Perhaps owing to his left-wing background, Kennedy has thus far been less conscious of how previous government action contributed to the situation he is now trying to address. Before 1984, Coca-Cola did use cane sugar in its products. Protectionist programs motivated its move to other sweeteners, like corn syrup. It is official U.S. policy to subsidize the price of sugar by restricting both the amount imported and the amount produced domestically. The Big Beautiful Bill kept this in place.

This policy has been successful, by its bizarre metric: Americans pay twice as much for sugar as does the rest of the world. High-fructose corn syrup (HFCS), a byproduct of heavily subsidized corn, becomes attractive by comparison. Kennedy, to his credit, has called for cutting subsidies to corn and other crops. But neither he, nor Trump, nor congressional Republicans have devoted much political capital to unraveling the policy distortions that encouraged Coke to make its switch in the first place.

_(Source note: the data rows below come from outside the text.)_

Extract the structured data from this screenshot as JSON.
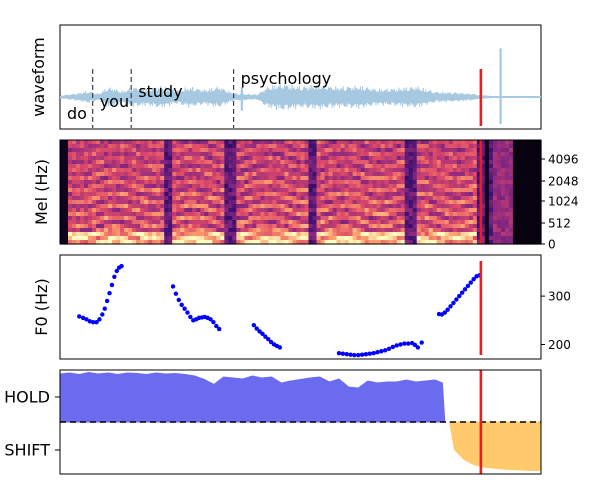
{
  "chart_data": [
    {
      "type": "line",
      "ylabel": "waveform",
      "grid": false,
      "xlim": [
        0,
        1
      ],
      "ylim": [
        -1,
        1
      ],
      "line_color": "#a6c8e0",
      "cursor": {
        "x": 0.875,
        "color": "#ee1c1c"
      },
      "words": [
        {
          "text": "do",
          "x_start": 0.0,
          "x_end": 0.068
        },
        {
          "text": "you",
          "x_start": 0.068,
          "x_end": 0.148
        },
        {
          "text": "study",
          "x_start": 0.148,
          "x_end": 0.361
        },
        {
          "text": "psychology",
          "x_start": 0.361,
          "x_end": 0.875
        }
      ],
      "word_boundaries": [
        0.068,
        0.148,
        0.361
      ],
      "envelope": [
        {
          "x": 0.0,
          "a": 0.04
        },
        {
          "x": 0.03,
          "a": 0.1
        },
        {
          "x": 0.06,
          "a": 0.18
        },
        {
          "x": 0.08,
          "a": 0.1
        },
        {
          "x": 0.1,
          "a": 0.3
        },
        {
          "x": 0.13,
          "a": 0.18
        },
        {
          "x": 0.15,
          "a": 0.3
        },
        {
          "x": 0.18,
          "a": 0.25
        },
        {
          "x": 0.21,
          "a": 0.33
        },
        {
          "x": 0.24,
          "a": 0.2
        },
        {
          "x": 0.27,
          "a": 0.3
        },
        {
          "x": 0.3,
          "a": 0.22
        },
        {
          "x": 0.33,
          "a": 0.32
        },
        {
          "x": 0.36,
          "a": 0.12
        },
        {
          "x": 0.38,
          "a": 0.1
        },
        {
          "x": 0.41,
          "a": 0.08
        },
        {
          "x": 0.43,
          "a": 0.3
        },
        {
          "x": 0.46,
          "a": 0.4
        },
        {
          "x": 0.5,
          "a": 0.32
        },
        {
          "x": 0.54,
          "a": 0.36
        },
        {
          "x": 0.58,
          "a": 0.3
        },
        {
          "x": 0.62,
          "a": 0.34
        },
        {
          "x": 0.66,
          "a": 0.24
        },
        {
          "x": 0.7,
          "a": 0.26
        },
        {
          "x": 0.74,
          "a": 0.32
        },
        {
          "x": 0.78,
          "a": 0.16
        },
        {
          "x": 0.82,
          "a": 0.14
        },
        {
          "x": 0.86,
          "a": 0.1
        },
        {
          "x": 0.875,
          "a": 0.04
        },
        {
          "x": 0.9,
          "a": 0.01
        },
        {
          "x": 1.0,
          "a": 0.01
        }
      ],
      "spikes": [
        {
          "x": 0.378,
          "y_top": 0.28,
          "y_bottom": -0.38
        },
        {
          "x": 0.916,
          "y_top": 1.35,
          "y_bottom": -0.75
        }
      ]
    },
    {
      "type": "heatmap",
      "ylabel": "Mel (Hz)",
      "grid": false,
      "yticks": [
        "0",
        "512",
        "1024",
        "2048",
        "4096"
      ],
      "colormap": [
        "#000004",
        "#3b0f70",
        "#8c2981",
        "#de4968",
        "#fe9f6d",
        "#fcfdbf"
      ],
      "cursor": {
        "x": 0.875,
        "color": "#ee1c1c"
      }
    },
    {
      "type": "scatter",
      "ylabel": "F0 (Hz)",
      "grid": false,
      "yticks": [
        200,
        300
      ],
      "ylim": [
        170,
        385
      ],
      "marker_color": "#0000ff",
      "cursor": {
        "x": 0.875,
        "color": "#ee1c1c"
      },
      "segments": [
        {
          "points": [
            [
              0.04,
              258
            ],
            [
              0.048,
              255
            ],
            [
              0.055,
              252
            ],
            [
              0.062,
              248
            ],
            [
              0.069,
              246
            ],
            [
              0.076,
              246
            ],
            [
              0.082,
              252
            ],
            [
              0.088,
              262
            ],
            [
              0.093,
              274
            ],
            [
              0.098,
              290
            ],
            [
              0.103,
              306
            ],
            [
              0.108,
              323
            ],
            [
              0.113,
              340
            ],
            [
              0.118,
              352
            ],
            [
              0.123,
              359
            ],
            [
              0.128,
              362
            ]
          ]
        },
        {
          "points": [
            [
              0.235,
              320
            ],
            [
              0.241,
              305
            ],
            [
              0.247,
              292
            ],
            [
              0.253,
              282
            ],
            [
              0.259,
              274
            ],
            [
              0.265,
              266
            ],
            [
              0.271,
              257
            ],
            [
              0.277,
              250
            ],
            [
              0.283,
              252
            ],
            [
              0.289,
              255
            ],
            [
              0.295,
              256
            ],
            [
              0.301,
              257
            ],
            [
              0.307,
              255
            ],
            [
              0.313,
              252
            ],
            [
              0.319,
              246
            ],
            [
              0.325,
              238
            ],
            [
              0.331,
              232
            ]
          ]
        },
        {
          "points": [
            [
              0.403,
              240
            ],
            [
              0.409,
              233
            ],
            [
              0.415,
              227
            ],
            [
              0.421,
              222
            ],
            [
              0.427,
              216
            ],
            [
              0.433,
              211
            ],
            [
              0.439,
              205
            ],
            [
              0.445,
              200
            ],
            [
              0.451,
              197
            ],
            [
              0.457,
              194
            ]
          ]
        },
        {
          "points": [
            [
              0.58,
              182
            ],
            [
              0.588,
              181
            ],
            [
              0.596,
              180
            ],
            [
              0.604,
              179
            ],
            [
              0.612,
              178
            ],
            [
              0.62,
              178
            ],
            [
              0.628,
              179
            ],
            [
              0.636,
              180
            ],
            [
              0.644,
              181
            ],
            [
              0.652,
              182
            ],
            [
              0.66,
              184
            ],
            [
              0.668,
              186
            ],
            [
              0.676,
              188
            ],
            [
              0.684,
              191
            ],
            [
              0.692,
              195
            ],
            [
              0.7,
              198
            ],
            [
              0.708,
              200
            ],
            [
              0.716,
              202
            ],
            [
              0.724,
              202
            ],
            [
              0.732,
              203
            ],
            [
              0.738,
              199
            ],
            [
              0.744,
              194
            ],
            [
              0.752,
              204
            ]
          ]
        },
        {
          "points": [
            [
              0.788,
              263
            ],
            [
              0.794,
              262
            ],
            [
              0.8,
              266
            ],
            [
              0.806,
              272
            ],
            [
              0.812,
              279
            ],
            [
              0.818,
              286
            ],
            [
              0.824,
              293
            ],
            [
              0.83,
              300
            ],
            [
              0.836,
              307
            ],
            [
              0.842,
              314
            ],
            [
              0.848,
              321
            ],
            [
              0.854,
              328
            ],
            [
              0.86,
              335
            ],
            [
              0.866,
              341
            ],
            [
              0.872,
              343
            ]
          ]
        }
      ]
    },
    {
      "type": "area",
      "yticks": [
        "HOLD",
        "SHIFT"
      ],
      "grid": false,
      "threshold_line": "dashed",
      "cursor": {
        "x": 0.875,
        "color": "#ee1c1c"
      },
      "series": [
        {
          "name": "HOLD",
          "color": "#6464f0",
          "x": [
            0.0,
            0.02,
            0.04,
            0.06,
            0.08,
            0.1,
            0.12,
            0.14,
            0.16,
            0.18,
            0.2,
            0.22,
            0.24,
            0.26,
            0.28,
            0.3,
            0.32,
            0.34,
            0.36,
            0.38,
            0.4,
            0.42,
            0.44,
            0.46,
            0.48,
            0.5,
            0.52,
            0.54,
            0.56,
            0.58,
            0.6,
            0.62,
            0.64,
            0.66,
            0.68,
            0.7,
            0.72,
            0.74,
            0.76,
            0.78,
            0.795,
            0.8
          ],
          "values": [
            0.96,
            0.98,
            0.95,
            0.99,
            0.96,
            0.98,
            0.95,
            0.98,
            0.97,
            0.95,
            0.98,
            0.96,
            0.97,
            0.95,
            0.92,
            0.85,
            0.75,
            0.9,
            0.88,
            0.86,
            0.92,
            0.88,
            0.9,
            0.78,
            0.82,
            0.85,
            0.88,
            0.9,
            0.8,
            0.86,
            0.7,
            0.68,
            0.82,
            0.78,
            0.8,
            0.8,
            0.84,
            0.8,
            0.82,
            0.84,
            0.78,
            0.0
          ]
        },
        {
          "name": "SHIFT",
          "color": "#ffc864",
          "x": [
            0.81,
            0.82,
            0.84,
            0.86,
            0.88,
            0.9,
            0.92,
            0.94,
            0.96,
            0.98,
            1.0
          ],
          "values": [
            0.0,
            -0.55,
            -0.75,
            -0.85,
            -0.9,
            -0.92,
            -0.94,
            -0.95,
            -0.96,
            -0.97,
            -0.97
          ]
        }
      ]
    }
  ]
}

In this case, as in others, shrinking our own waistlines requires shrinking the government. It may be easier to have meetings with CEOs and hold high-profile press conferences for the sake of smaller changes. But a Kennedy ought to remember why it’s important to do things not because they are easy, but because they are hard.

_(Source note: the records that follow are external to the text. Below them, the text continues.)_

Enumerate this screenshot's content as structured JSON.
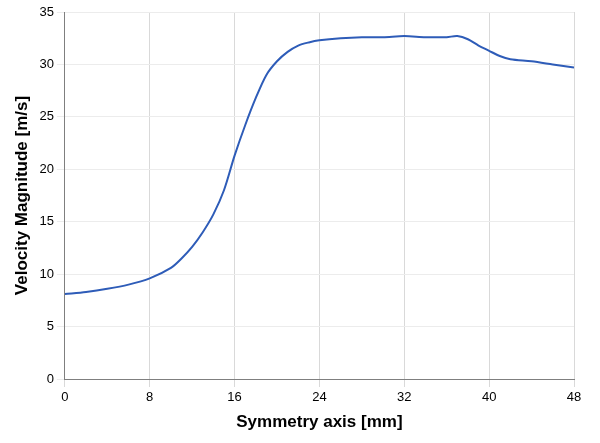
{
  "chart_data": {
    "type": "line",
    "x_label": "Symmetry axis [mm]",
    "y_label": "Velocity Magnitude [m/s]",
    "x": [
      0,
      2,
      4,
      6,
      8,
      10,
      11,
      12,
      13,
      14,
      15,
      16,
      17,
      18,
      19,
      20,
      21,
      22,
      23,
      24,
      26,
      28,
      30,
      32,
      34,
      36,
      37,
      38,
      39,
      40,
      41,
      42,
      44,
      46,
      48
    ],
    "values": [
      8.1,
      8.3,
      8.6,
      9.0,
      9.6,
      10.6,
      11.5,
      12.6,
      14.0,
      15.7,
      18.0,
      21.3,
      24.2,
      26.8,
      29.0,
      30.3,
      31.2,
      31.8,
      32.1,
      32.3,
      32.5,
      32.6,
      32.6,
      32.7,
      32.6,
      32.6,
      32.7,
      32.4,
      31.8,
      31.3,
      30.8,
      30.5,
      30.3,
      30.0,
      29.7
    ],
    "color": "#2e5cb8",
    "xlim": [
      0,
      48
    ],
    "xticks": [
      0,
      8,
      16,
      24,
      32,
      40,
      48
    ],
    "ylim": [
      0,
      35
    ],
    "yticks": [
      0,
      5,
      10,
      15,
      20,
      25,
      30,
      35
    ],
    "grid": true
  }
}
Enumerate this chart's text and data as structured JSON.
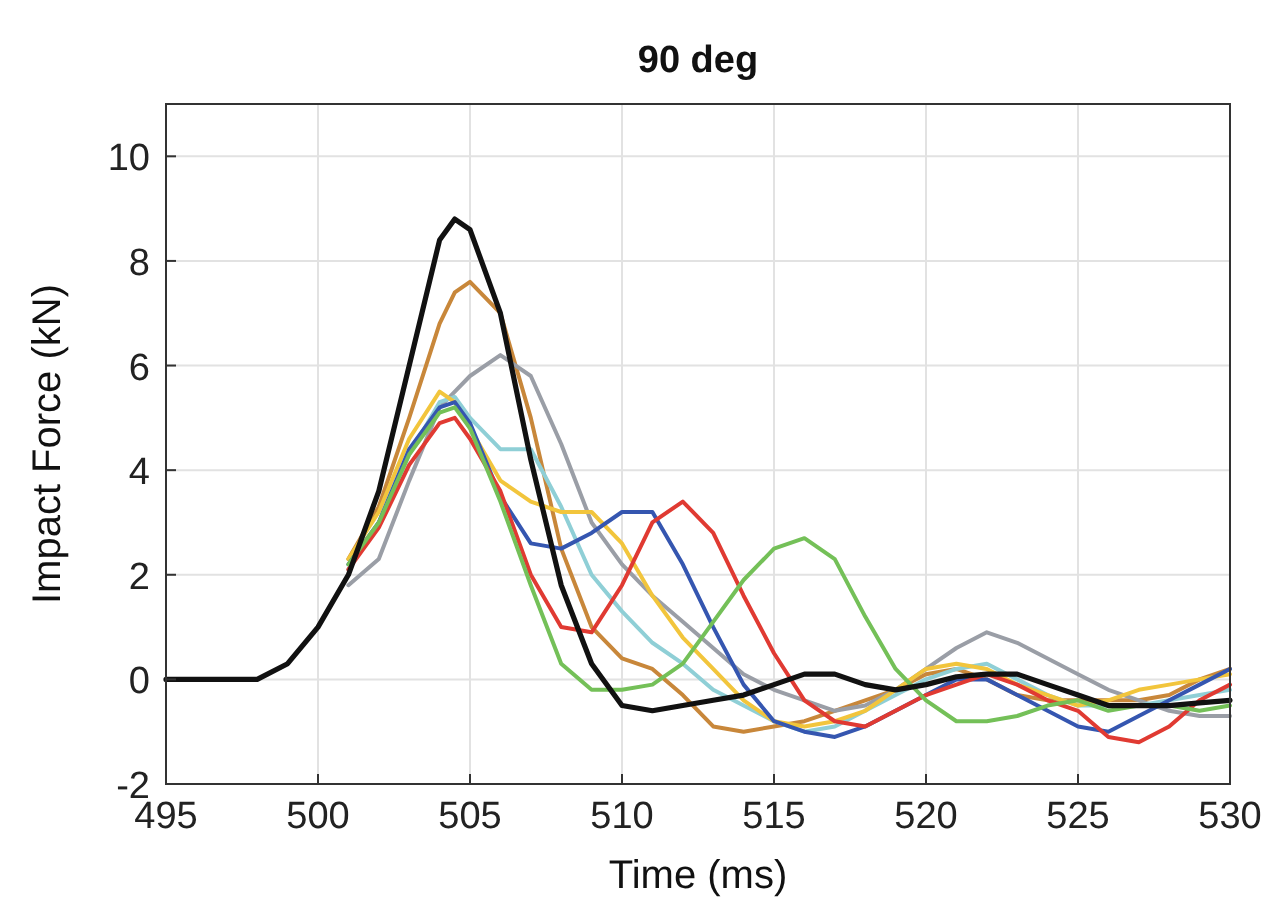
{
  "chart_data": {
    "type": "line",
    "title": "90 deg",
    "xlabel": "Time (ms)",
    "ylabel": "Impact Force (kN)",
    "x": [
      495,
      498,
      499,
      500,
      501,
      502,
      503,
      504,
      504.5,
      505,
      506,
      507,
      508,
      509,
      510,
      511,
      512,
      513,
      514,
      515,
      516,
      517,
      518,
      519,
      520,
      521,
      522,
      523,
      524,
      525,
      526,
      527,
      528,
      529,
      530
    ],
    "xlim": [
      495,
      530
    ],
    "xticks": [
      495,
      500,
      505,
      510,
      515,
      520,
      525,
      530
    ],
    "ylim": [
      -2,
      11
    ],
    "yticks": [
      -2,
      0,
      2,
      4,
      6,
      8,
      10
    ],
    "grid": true,
    "line_style": "solid",
    "series": [
      {
        "color": "#c8873a",
        "values": [
          null,
          null,
          null,
          null,
          2.3,
          3.3,
          5.0,
          6.8,
          7.4,
          7.6,
          7.0,
          5.0,
          2.5,
          1.0,
          0.4,
          0.2,
          -0.3,
          -0.9,
          -1.0,
          -0.9,
          -0.8,
          -0.6,
          -0.4,
          -0.2,
          0.1,
          0.2,
          0.0,
          -0.3,
          -0.4,
          -0.4,
          -0.4,
          -0.4,
          -0.3,
          0.0,
          0.2
        ]
      },
      {
        "color": "#9a9ea6",
        "values": [
          null,
          null,
          null,
          null,
          1.8,
          2.3,
          3.8,
          5.2,
          5.5,
          5.8,
          6.2,
          5.8,
          4.5,
          3.0,
          2.2,
          1.6,
          1.1,
          0.6,
          0.1,
          -0.2,
          -0.4,
          -0.6,
          -0.5,
          -0.2,
          0.2,
          0.6,
          0.9,
          0.7,
          0.4,
          0.1,
          -0.2,
          -0.4,
          -0.6,
          -0.7,
          -0.7
        ]
      },
      {
        "color": "#8fcfd6",
        "values": [
          null,
          null,
          null,
          null,
          2.1,
          3.0,
          4.3,
          5.3,
          5.4,
          5.0,
          4.4,
          4.4,
          3.3,
          2.0,
          1.3,
          0.7,
          0.3,
          -0.2,
          -0.5,
          -0.8,
          -1.0,
          -0.9,
          -0.6,
          -0.3,
          0,
          0.2,
          0.3,
          0.0,
          -0.3,
          -0.5,
          -0.5,
          -0.5,
          -0.4,
          -0.3,
          -0.2
        ]
      },
      {
        "color": "#f2c53c",
        "values": [
          null,
          null,
          null,
          null,
          2.3,
          3.2,
          4.6,
          5.5,
          5.3,
          4.8,
          3.8,
          3.4,
          3.2,
          3.2,
          2.6,
          1.6,
          0.8,
          0.2,
          -0.4,
          -0.8,
          -0.9,
          -0.8,
          -0.6,
          -0.2,
          0.2,
          0.3,
          0.2,
          -0.1,
          -0.3,
          -0.5,
          -0.4,
          -0.2,
          -0.1,
          0.0,
          0.1
        ]
      },
      {
        "color": "#3556b0",
        "values": [
          null,
          null,
          null,
          null,
          2.2,
          3.0,
          4.4,
          5.2,
          5.3,
          4.9,
          3.5,
          2.6,
          2.5,
          2.8,
          3.2,
          3.2,
          2.2,
          1.0,
          -0.1,
          -0.8,
          -1.0,
          -1.1,
          -0.9,
          -0.6,
          -0.3,
          0.0,
          0.0,
          -0.3,
          -0.6,
          -0.9,
          -1.0,
          -0.7,
          -0.4,
          -0.1,
          0.2
        ]
      },
      {
        "color": "#e03a32",
        "values": [
          null,
          null,
          null,
          null,
          2.1,
          2.9,
          4.1,
          4.9,
          5.0,
          4.6,
          3.6,
          2.0,
          1.0,
          0.9,
          1.8,
          3.0,
          3.4,
          2.8,
          1.6,
          0.5,
          -0.4,
          -0.8,
          -0.9,
          -0.6,
          -0.3,
          -0.1,
          0.1,
          -0.1,
          -0.4,
          -0.6,
          -1.1,
          -1.2,
          -0.9,
          -0.4,
          -0.1
        ]
      },
      {
        "color": "#74c058",
        "values": [
          null,
          null,
          null,
          null,
          2.2,
          3.0,
          4.3,
          5.1,
          5.2,
          4.8,
          3.4,
          1.8,
          0.3,
          -0.2,
          -0.2,
          -0.1,
          0.3,
          1.1,
          1.9,
          2.5,
          2.7,
          2.3,
          1.2,
          0.2,
          -0.4,
          -0.8,
          -0.8,
          -0.7,
          -0.5,
          -0.4,
          -0.6,
          -0.5,
          -0.5,
          -0.6,
          -0.5
        ]
      },
      {
        "color": "#111111",
        "values": [
          0,
          0,
          0.3,
          1.0,
          2.0,
          3.6,
          6.0,
          8.4,
          8.8,
          8.6,
          7.0,
          4.2,
          1.8,
          0.3,
          -0.5,
          -0.6,
          -0.5,
          -0.4,
          -0.3,
          -0.1,
          0.1,
          0.1,
          -0.1,
          -0.2,
          -0.1,
          0.05,
          0.1,
          0.1,
          -0.1,
          -0.3,
          -0.5,
          -0.5,
          -0.5,
          -0.45,
          -0.4
        ]
      }
    ]
  }
}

The focus on carbonated beverages reveals a more serious inadequacy of the Trump-Kennedy pop agenda: It is insufficiently radical. Again, it would be a boon to Americans’ health to have less HFCS in our diets. And maybe sugar-sweetened Coke does taste better. (Having sworn off all soft drinks many years ago, I wouldn’t know.) But it is unclear, at best, whether there is a significant health advantage to substituting cane sugar for HFCS. They are chemically similar. Kennedy may not be keen on medical journals, but those who have studied the dietary effects of the two have found they affect the body in comparable (negative) ways. Kennedy has encouraged consumers to buy Mexico’s cane-sugar-based version of the drink and to avoid the kind currently available in the U.S. Yet there is little evidence Mexicans are much healthier from their Coke — and, in fact, quite a bit of evidence to the contrary. Obesity is about as bad there as it is here.

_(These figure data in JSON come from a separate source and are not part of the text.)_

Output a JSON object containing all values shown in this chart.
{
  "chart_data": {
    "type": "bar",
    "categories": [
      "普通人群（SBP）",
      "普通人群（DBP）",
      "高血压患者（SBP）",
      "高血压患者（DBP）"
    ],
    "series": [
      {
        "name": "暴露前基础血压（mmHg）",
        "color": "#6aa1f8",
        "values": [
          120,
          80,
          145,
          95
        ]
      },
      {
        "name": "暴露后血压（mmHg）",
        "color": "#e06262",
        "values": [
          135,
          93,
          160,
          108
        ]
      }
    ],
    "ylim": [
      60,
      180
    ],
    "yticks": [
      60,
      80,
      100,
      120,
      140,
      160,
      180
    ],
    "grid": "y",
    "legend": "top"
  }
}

Even if there were marginally fewer health detriments to sugar-based Coke, directing considerable attention to the switch as a boon risks sending an unhelpful message. Many artificial and processed ingredients are bad for us. But ensuring that something is made of “natural” ingredients is not a guaranteed way to ensure it is healthy. Such a notion can only be supported by an overly sentimental, Disneyfied view of nature as perpetually benevolent.

An accurate assessment of health must incorporate additional considerations. If not, we could face the ultimate downside risk: that people who ought to be drinking less Coke, period, come to believe they don’t have to change their habits at all — or, even worse, that they can double down on them, out of a belief that cane sugar is the cure for whatever the man who drinks five Diet Cokes a day is getting.

Policy reforms would help address the distortion that Trump and Kennedy now lament. But the most transformational step would be for people to consume less Coke. This is not only a more direct challenge to beverage companies, who can currently offer fig leaves (or sugar cubes) to placate MAHA concerns. It’s also a more difficult charge for people to follow, and it’s beyond the scope of the federal government to make them. But that doesn’t mean they can’t, or shouldn’t. Even if it’s not a drug anymore.